2.12-2.14 How Do Nature and Nurture Affect Your Brain?

2.12 Your Genes Affect Your Mental Activity and Behavior

  • Darwin's theory of natural selection as the basis of evolution: those who inherit characteristics that help them adapt to their environments have an advantage, are more likely to survive, and reproduce.

  • Genes you inherit from your parents affect both physical characteristics and the ways you think, feel, and behave.

  • Genotype: all your genes together; determined at the moment of conception; it never changes.

  • Phenotype: observable physical and psychological characteristics; determined by your genes and then influenced by your environment.

  • The implication: biologically rooted components (genes) contribute to mental activity and behavior, but environmental factors shape how those genetic potentials are expressed.

  • Summary takeaway: Both heredity and environment shape who you are, with genotype providing the framework and environment shaping its expression through phenotype.

2.13 Your Genes Interact With Your Environment to Influence Your Behavior

  • Behavioral genetics studies how genes and environment interact to influence mental activity and behavior.

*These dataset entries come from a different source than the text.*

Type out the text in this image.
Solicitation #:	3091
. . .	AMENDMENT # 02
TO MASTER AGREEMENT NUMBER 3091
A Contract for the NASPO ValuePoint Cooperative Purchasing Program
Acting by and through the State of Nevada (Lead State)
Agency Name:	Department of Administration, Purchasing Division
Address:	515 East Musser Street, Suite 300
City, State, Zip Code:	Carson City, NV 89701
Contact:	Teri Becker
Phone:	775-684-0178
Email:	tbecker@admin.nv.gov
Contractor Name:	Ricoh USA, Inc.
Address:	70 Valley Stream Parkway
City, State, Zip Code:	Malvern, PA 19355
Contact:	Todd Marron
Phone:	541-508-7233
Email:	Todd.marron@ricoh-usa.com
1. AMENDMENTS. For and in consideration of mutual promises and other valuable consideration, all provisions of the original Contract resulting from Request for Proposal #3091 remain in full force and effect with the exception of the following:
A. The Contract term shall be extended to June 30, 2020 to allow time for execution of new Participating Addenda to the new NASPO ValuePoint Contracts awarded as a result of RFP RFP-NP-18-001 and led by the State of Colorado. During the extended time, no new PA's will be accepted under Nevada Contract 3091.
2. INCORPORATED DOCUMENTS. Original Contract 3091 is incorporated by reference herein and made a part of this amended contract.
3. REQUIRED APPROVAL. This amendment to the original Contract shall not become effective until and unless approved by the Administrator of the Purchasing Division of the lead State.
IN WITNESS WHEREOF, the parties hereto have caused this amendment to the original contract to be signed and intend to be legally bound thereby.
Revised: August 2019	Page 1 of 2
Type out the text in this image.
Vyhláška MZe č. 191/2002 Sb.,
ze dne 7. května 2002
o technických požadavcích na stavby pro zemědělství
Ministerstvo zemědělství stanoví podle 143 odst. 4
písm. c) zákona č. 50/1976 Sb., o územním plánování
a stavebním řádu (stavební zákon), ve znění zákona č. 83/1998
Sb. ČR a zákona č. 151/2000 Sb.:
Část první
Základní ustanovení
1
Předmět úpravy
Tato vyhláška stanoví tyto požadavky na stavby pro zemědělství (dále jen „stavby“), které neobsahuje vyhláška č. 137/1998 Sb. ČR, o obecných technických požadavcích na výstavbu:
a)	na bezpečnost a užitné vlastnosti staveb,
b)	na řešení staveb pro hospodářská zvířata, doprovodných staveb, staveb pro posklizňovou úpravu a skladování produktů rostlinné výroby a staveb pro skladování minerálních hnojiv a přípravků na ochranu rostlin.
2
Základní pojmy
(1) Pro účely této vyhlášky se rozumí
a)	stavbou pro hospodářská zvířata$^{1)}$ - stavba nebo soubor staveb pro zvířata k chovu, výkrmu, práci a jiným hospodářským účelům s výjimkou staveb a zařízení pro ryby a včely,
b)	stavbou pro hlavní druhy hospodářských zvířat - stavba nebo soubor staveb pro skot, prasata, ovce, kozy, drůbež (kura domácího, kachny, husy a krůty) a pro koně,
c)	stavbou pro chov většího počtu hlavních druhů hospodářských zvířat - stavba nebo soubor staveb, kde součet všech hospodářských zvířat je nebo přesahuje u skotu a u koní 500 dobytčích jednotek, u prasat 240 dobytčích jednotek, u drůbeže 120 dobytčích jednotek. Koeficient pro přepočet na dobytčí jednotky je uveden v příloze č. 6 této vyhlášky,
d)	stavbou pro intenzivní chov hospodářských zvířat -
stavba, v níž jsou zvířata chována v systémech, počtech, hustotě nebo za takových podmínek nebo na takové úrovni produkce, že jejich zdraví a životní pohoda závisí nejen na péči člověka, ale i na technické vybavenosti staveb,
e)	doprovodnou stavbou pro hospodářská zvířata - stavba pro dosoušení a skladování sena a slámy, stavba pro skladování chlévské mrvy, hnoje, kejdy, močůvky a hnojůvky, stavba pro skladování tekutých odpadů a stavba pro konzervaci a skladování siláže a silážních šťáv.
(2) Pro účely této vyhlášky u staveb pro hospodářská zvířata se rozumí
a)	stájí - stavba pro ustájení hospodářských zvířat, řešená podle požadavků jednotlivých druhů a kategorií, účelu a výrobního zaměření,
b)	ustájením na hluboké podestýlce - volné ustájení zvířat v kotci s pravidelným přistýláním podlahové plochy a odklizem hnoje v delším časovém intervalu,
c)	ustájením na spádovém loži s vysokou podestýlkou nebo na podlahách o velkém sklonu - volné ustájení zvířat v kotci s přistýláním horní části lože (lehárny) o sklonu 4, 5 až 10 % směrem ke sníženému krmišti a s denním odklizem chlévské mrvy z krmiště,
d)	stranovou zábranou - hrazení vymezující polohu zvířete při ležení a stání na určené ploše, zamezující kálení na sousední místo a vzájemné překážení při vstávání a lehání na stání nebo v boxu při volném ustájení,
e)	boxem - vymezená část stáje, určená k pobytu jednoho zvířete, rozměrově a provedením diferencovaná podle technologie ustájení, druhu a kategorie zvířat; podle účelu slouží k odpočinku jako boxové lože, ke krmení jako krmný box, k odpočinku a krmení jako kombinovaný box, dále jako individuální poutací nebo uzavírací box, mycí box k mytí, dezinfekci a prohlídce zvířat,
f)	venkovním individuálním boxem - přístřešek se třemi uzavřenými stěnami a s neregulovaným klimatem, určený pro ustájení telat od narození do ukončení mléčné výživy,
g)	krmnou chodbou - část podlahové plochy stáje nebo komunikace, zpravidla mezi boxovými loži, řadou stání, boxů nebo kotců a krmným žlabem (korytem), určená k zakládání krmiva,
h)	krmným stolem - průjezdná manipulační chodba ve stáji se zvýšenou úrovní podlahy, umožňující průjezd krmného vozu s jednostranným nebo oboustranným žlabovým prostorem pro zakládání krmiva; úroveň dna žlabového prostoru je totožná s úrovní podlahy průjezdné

  • Twin studies: compare monozygotic (identical) twins who share nearly all their genes to dizygotic (fraternal) twins who share about half, to separate genetic and environmental influences.

  • Adoption studies: examine individuals adopted into different environments to assess the impact of environment independent of shared genes.

  • These study designs help parse out the extent to which genetic factors contribute to traits and behaviors.

  • Epigenetics: the environment can change how certain genes are expressed without altering the underlying DNA sequence, leading to differences in phenotype that are environmentally mediated.

  • Practical implication: even with a genetic predisposition, environment can modulate outcomes by altering gene expression and the development of neural circuits.

2.14 Your Environment Changes Your Brain

  • The brain changes with experiences in different environments due to plasticity (neural plasticity).

  • Plasticity decreases with age but does not disappear: the brain can rewire itself throughout life, affecting brain function and psychological characteristics.

  • Three primary ways the brain changes in response to environment:

    • (1) Growing new neurons: neurogenesis contributes to expanding neural networks in response to learning and environment.

    • (2) Strengthening or weakening neural connections: synaptic plasticity underlies learning; connections can become stronger with use or weaken with disuse.

    • (3) Reorganizing: changes in the organization and routing of networks, leading to new patterns of information processing.

  • Implications for learning and behavior: environments that challenge the brain can promote growth, while deprived or stressful environments can hinder development; ongoing learning and experience can reshape cognitive and emotional functioning.

  • Practical relevance: education, skill acquisition, and therapeutic interventions can leverage plasticity to promote positive cognitive and emotional outcomes.

  • Age considerations: while plasticity is greater earlier in life, lifelong learning and rehabilitation remain feasible due to residual plasticity.

Connections and reflections

  • Integration of concepts: genotype provides a genetic toolkit, phenotype reflects the dynamic interplay between genes and environment; behavior emerges from this interaction.

  • Epigenetic mechanisms offer a bridge between environment and gene expression, providing a mechanism for how experiences can have lasting biological effects.

  • Real-world relevance: understanding genetic and environmental contributions can inform approaches in education, mental health, and public policy by emphasizing environments that support positive gene expression and plasticity.

  • Ethical considerations (implicit in the material): questions about genetic determinism vs. environmental influence, privacy and use of genetic information, and how educational or therapeutic environments should be designed to support neural development.

Note on equations/formulas: No explicit numerical formulas or equations are provided in these pages. Conceptual relationships are described qualitatively (e.g., genotype influences phenotype, environment modulates gene expression, plasticity enables brain reorganization). If needed, one could conceptually represent the interaction as a function P = f(G, E) where P is phenotype, G is genotype, and E is environment, but such a formulation is not stated in the transcript.

KEY TERMS
  • natural selection (p. 82): Darwin's theory that individuals with characteristics aiding environmental adaptation are more likely to survive and reproduce, passing on those advantageous traits.

  • genes (p. 82): Units of heredity inherited from parents that affect physical characteristics and mental activity/behavior.

  • monozygotic twins (p. 83): Identical twins that share nearly all their genes, often used in behavioral genetics to study genetic influences.